China-Backed Salt Typhoon Targets U.S. Internet Providers: Report
Another threat group linked to the Chinese government reportedly has compromised important networks in the United States, this time targeting U.S. internet service providers (ISPs) to collect sensitive information from the companies and possibly to launch cyberattacks.
The Wall Street Journal, citing people familiar with the situation, reported Wednesday that the group, tracked as Salt Typhoon, in recent months has gotten access into the IT environments of several ISPs.
The WSJ report echoed a similar one by The Washington Post late last month, which noted that a Chinese hacker group had accessed at least two top U.S. providers that combined had millions of customers along with several smaller providers.
The Post story didn’t attribute the attacks to any named group and several people the news organization spoke to said the tactics and resources used in the attacks were similar to what has been used by Volt Typhoon, another China-linked group that has targeted the infrastructure of critical infrastructure organizations.
The WSJ report said that Salt Typhoon’s bad actors have gained access to broadband networks in the United States with plans to establish persistence in the infrastructure of the victim providers.
An Aggressive Adversary
Salt Typhoon is the latest example of a ramped-up and aggressive effort by the Chinese government through such threat groups to infiltrate the networks of critical infrastructure organizations.
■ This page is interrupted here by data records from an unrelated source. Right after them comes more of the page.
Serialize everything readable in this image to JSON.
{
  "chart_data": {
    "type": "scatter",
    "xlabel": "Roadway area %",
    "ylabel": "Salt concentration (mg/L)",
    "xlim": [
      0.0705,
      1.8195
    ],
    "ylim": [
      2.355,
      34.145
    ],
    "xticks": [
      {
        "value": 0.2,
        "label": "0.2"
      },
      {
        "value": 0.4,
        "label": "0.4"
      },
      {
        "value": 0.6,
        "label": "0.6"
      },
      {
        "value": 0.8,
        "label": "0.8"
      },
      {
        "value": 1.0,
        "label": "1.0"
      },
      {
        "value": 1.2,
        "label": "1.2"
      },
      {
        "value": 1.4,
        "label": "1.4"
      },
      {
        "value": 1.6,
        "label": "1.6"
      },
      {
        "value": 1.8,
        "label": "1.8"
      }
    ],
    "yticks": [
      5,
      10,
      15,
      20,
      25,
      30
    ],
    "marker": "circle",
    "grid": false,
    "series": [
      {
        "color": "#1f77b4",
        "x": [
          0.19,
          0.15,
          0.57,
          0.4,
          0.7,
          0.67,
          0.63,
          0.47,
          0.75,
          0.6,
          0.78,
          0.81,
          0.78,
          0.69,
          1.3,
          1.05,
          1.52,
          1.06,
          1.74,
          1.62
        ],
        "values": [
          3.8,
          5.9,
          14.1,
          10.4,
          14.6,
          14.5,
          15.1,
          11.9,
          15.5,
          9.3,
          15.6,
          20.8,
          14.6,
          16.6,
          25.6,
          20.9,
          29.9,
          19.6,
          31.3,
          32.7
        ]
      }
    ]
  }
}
China is taking a long-term view of such cyberespionage campaigns, with operations lasting years.
U.S. law enforcement agencies like CISA, the FBI, and National Security Agency (NSA) and private cybersecurity companies last week announced that they had disrupted a massive botnet created by another group – called Flax Typhoon – was created over four years and comprised more than 20,000 internet of things (IoT) and other devices, including small office/home office (SOHO) routers, firewalls and network-attached storage (NAS) systems.
The botnet was used in a range of activities, including running distributed denial-of-service (DDoS) attacks, compromising networks and deploying malware.
Lying in Wait
Earlier this year, the United States pointed to an ongoing campaign by an advanced persistent threat (APT) group called Volt Typhoon that had gained access to networks and computers of organizations in critical infrastructure sectors – including communications, energy, transportation and water – and was continuing to hide in them, pre-positioning itself to move laterally into operational technology (OT) assets and disrupt operations if a conflict arose between China and the United States.
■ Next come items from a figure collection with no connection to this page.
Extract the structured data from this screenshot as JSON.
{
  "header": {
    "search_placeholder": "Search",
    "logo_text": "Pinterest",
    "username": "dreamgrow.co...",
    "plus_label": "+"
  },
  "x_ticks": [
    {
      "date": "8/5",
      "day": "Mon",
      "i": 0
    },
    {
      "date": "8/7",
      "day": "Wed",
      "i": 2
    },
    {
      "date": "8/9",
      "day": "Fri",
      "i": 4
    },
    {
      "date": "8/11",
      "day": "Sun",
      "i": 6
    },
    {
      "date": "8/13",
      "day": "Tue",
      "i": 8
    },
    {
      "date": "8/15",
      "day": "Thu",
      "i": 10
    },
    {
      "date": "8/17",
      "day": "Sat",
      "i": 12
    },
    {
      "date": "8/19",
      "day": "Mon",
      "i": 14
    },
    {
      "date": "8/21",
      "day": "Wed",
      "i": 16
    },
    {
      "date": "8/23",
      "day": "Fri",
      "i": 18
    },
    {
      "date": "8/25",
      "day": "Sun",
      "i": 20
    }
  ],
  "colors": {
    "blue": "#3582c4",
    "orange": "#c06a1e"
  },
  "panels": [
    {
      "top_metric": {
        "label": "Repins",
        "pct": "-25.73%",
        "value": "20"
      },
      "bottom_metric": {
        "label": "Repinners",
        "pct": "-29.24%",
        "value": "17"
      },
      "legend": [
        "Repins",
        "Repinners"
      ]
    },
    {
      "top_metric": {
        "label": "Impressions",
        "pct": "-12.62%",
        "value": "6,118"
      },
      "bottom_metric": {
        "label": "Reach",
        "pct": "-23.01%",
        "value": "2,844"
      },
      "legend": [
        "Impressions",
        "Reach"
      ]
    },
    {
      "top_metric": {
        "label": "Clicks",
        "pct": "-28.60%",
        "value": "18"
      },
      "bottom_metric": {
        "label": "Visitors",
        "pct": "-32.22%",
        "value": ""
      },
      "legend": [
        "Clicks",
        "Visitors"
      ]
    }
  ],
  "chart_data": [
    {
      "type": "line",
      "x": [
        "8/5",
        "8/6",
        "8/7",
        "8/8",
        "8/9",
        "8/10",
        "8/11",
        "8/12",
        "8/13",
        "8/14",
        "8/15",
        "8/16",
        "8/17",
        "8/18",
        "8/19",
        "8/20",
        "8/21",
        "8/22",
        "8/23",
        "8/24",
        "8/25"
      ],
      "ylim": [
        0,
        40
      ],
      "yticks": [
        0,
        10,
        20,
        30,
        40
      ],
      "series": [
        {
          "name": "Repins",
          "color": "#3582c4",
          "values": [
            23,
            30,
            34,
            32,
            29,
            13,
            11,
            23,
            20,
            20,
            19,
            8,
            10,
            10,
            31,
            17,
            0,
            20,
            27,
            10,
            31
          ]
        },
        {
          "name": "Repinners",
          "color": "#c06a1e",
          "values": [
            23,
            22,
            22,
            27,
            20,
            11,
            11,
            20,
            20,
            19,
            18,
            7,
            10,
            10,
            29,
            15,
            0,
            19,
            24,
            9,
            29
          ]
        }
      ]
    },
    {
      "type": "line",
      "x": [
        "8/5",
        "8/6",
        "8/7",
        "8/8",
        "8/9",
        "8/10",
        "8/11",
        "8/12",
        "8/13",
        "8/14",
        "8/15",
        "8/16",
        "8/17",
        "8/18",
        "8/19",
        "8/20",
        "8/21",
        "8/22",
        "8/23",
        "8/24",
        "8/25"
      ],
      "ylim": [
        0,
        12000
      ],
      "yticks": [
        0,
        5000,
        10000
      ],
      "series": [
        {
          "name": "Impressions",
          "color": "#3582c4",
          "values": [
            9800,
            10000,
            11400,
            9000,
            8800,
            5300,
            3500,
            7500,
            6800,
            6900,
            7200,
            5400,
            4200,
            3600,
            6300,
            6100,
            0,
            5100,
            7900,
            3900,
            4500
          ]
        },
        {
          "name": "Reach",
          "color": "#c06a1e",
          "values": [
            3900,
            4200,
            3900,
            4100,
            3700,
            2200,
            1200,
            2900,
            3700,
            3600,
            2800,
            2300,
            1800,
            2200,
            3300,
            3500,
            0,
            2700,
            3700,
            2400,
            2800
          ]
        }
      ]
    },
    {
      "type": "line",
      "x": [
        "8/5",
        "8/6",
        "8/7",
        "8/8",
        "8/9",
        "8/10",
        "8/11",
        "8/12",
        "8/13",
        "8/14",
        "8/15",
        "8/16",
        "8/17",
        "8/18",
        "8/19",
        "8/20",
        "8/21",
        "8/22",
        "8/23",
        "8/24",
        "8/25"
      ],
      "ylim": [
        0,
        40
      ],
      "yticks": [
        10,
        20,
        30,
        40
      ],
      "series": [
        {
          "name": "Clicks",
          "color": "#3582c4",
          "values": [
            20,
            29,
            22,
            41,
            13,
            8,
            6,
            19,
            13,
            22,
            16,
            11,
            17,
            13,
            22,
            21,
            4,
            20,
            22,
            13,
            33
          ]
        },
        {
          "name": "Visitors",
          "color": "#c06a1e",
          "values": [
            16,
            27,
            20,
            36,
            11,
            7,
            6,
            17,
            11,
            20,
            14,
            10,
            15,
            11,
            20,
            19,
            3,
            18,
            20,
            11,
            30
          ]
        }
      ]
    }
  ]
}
The group has hidden in some of those networks and computers for as long as five years, according to the agencies.
China has become a key cybersecurity concern for U.S. agencies. The Office of the Director of National Intelligence in a 2023 report called China “the broadest, most active, and persistent cyber espionage threat to the U.S. Government and private-sector networks.” FBI Director Christopher Wray has testified often about the threat China presents, testifying last year that “there’s no country that presents a more significant threat to our innovation, our ideas, our economic security, our national security than the Chinese government.”
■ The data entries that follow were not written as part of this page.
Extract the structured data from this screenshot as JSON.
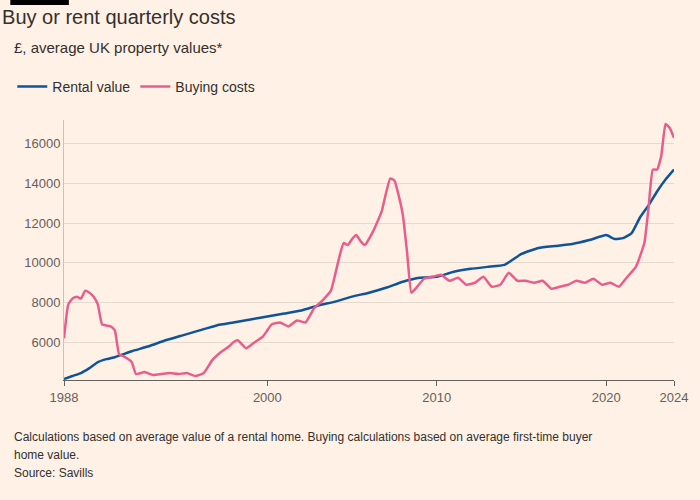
{
  "chart_data": {
    "type": "line",
    "title": "Buy or rent quarterly costs",
    "subtitle": "£, average UK property values*",
    "notes": [
      "Calculations based on average value of a rental home. Buying calculations based on average first-time buyer",
      "home value."
    ],
    "source": "Source: Savills",
    "xlim": [
      1988,
      2024
    ],
    "xticks": [
      1988,
      2000,
      2010,
      2020,
      2024
    ],
    "ylim": [
      4100,
      17200
    ],
    "yticks": [
      6000,
      8000,
      10000,
      12000,
      14000,
      16000
    ],
    "grid": true,
    "legend": "top-left",
    "series": [
      {
        "name": "Rental value",
        "color": "#0f5499",
        "x": [
          1988.0,
          1988.5,
          1989.0,
          1989.5,
          1990.0,
          1990.5,
          1991.0,
          1991.5,
          1992.0,
          1993.0,
          1994.0,
          1995.0,
          1996.0,
          1997.0,
          1998.0,
          1999.0,
          2000.0,
          2001.0,
          2002.0,
          2003.0,
          2004.0,
          2005.0,
          2006.0,
          2007.0,
          2008.0,
          2009.0,
          2010.0,
          2011.0,
          2012.0,
          2013.0,
          2014.0,
          2015.0,
          2016.0,
          2017.0,
          2018.0,
          2019.0,
          2020.0,
          2020.5,
          2021.0,
          2021.5,
          2022.0,
          2022.5,
          2023.0,
          2023.5,
          2024.0
        ],
        "values": [
          4150,
          4300,
          4450,
          4700,
          5000,
          5150,
          5250,
          5400,
          5550,
          5800,
          6100,
          6350,
          6600,
          6850,
          7000,
          7150,
          7300,
          7450,
          7600,
          7850,
          8050,
          8300,
          8500,
          8750,
          9050,
          9250,
          9300,
          9550,
          9700,
          9800,
          9900,
          10450,
          10750,
          10850,
          10950,
          11150,
          11400,
          11200,
          11250,
          11500,
          12300,
          12900,
          13600,
          14200,
          14700
        ]
      },
      {
        "name": "Buying costs",
        "color": "#e95d8c",
        "x": [
          1988.0,
          1988.25,
          1988.5,
          1988.75,
          1989.0,
          1989.25,
          1989.5,
          1989.75,
          1990.0,
          1990.25,
          1990.75,
          1991.0,
          1991.25,
          1991.5,
          1992.0,
          1992.25,
          1992.75,
          1993.25,
          1993.75,
          1994.25,
          1994.75,
          1995.25,
          1995.75,
          1996.25,
          1996.75,
          1997.25,
          1997.75,
          1998.0,
          1998.25,
          1998.75,
          1999.25,
          1999.75,
          2000.25,
          2000.75,
          2001.25,
          2001.75,
          2002.25,
          2002.75,
          2003.25,
          2003.75,
          2004.0,
          2004.25,
          2004.5,
          2004.75,
          2005.0,
          2005.25,
          2005.5,
          2005.75,
          2006.25,
          2006.75,
          2007.0,
          2007.25,
          2007.5,
          2007.75,
          2008.0,
          2008.25,
          2008.5,
          2008.75,
          2009.25,
          2009.75,
          2010.25,
          2010.75,
          2011.25,
          2011.75,
          2012.25,
          2012.75,
          2013.25,
          2013.75,
          2014.25,
          2014.75,
          2015.25,
          2015.75,
          2016.25,
          2016.75,
          2017.25,
          2017.75,
          2018.25,
          2018.75,
          2019.25,
          2019.75,
          2020.25,
          2020.75,
          2021.25,
          2021.75,
          2022.25,
          2022.5,
          2022.75,
          2023.0,
          2023.25,
          2023.5,
          2023.75,
          2024.0
        ],
        "values": [
          6200,
          7900,
          8200,
          8300,
          8200,
          8600,
          8500,
          8300,
          7900,
          6900,
          6800,
          6600,
          5400,
          5300,
          5000,
          4400,
          4500,
          4350,
          4400,
          4450,
          4400,
          4450,
          4300,
          4450,
          5100,
          5500,
          5800,
          6000,
          6100,
          5700,
          6000,
          6300,
          6900,
          7000,
          6800,
          7100,
          7000,
          7700,
          8100,
          8600,
          9400,
          10300,
          11000,
          10900,
          11200,
          11400,
          11100,
          10900,
          11600,
          12600,
          13500,
          14250,
          14150,
          13400,
          12400,
          10500,
          8500,
          8700,
          9200,
          9300,
          9400,
          9100,
          9250,
          8900,
          9000,
          9300,
          8800,
          8900,
          9500,
          9100,
          9100,
          9000,
          9100,
          8700,
          8800,
          8900,
          9100,
          9000,
          9200,
          8900,
          9000,
          8800,
          9300,
          9800,
          11000,
          12800,
          14700,
          14700,
          15400,
          17000,
          16800,
          16300
        ]
      }
    ]
  }
}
More Typhoons in the Forecast
Cybersecurity experts said that Salt Typhoon is not the last of its kind.
“It’s likely we’re going to see more of these Typhoon variants,” John Terrill, CISO of Phosphorus Security, told Security Boulevard. “In the past, the expectation for cybersecurity teams was to build defenses to the level of capabilities of the expected attacker, which was normally hacktivists and criminals. With the increasing amount of Typhoon activity across multiple industries, I think we’re facing a new expectation that we may all have to start increasing our cybersecurity programs to account for nation-states.”
Targeting ISPs isn’t surprising, given the amount of information that runs over their networks, according to Sean McNee, vice president of research and data at DNS-based threat intelligence company DomainTools. That includes information about the providers’ users, including where they live, billing data, and the kind of access or usage they have.
“Once ISPs are targeted, these threat actors are likely searching for information that would support their original intent of reaching the users of the ISPs,” McNee said. “The most common information that would support these efforts would include call data records, text messages and location data. This is supported by several past reports that are specifically tied to Chinese-sponsored threat actors like Salt Typhoon.”
Phosphorus’ Terrill said that nation-states target ISPs “either as a pivot point into another environment or a collection point for a lot of data that traverses their infrastructure. It’s why when you’re thinking about attacker personas and capabilities, you don’t worry that much about breaking encryption – unless you’re worried about nation-states. The joke in the hacker community is that ‘math is hard,’ insinuating that you go after the endpoint as the data is already decrypted by that point.”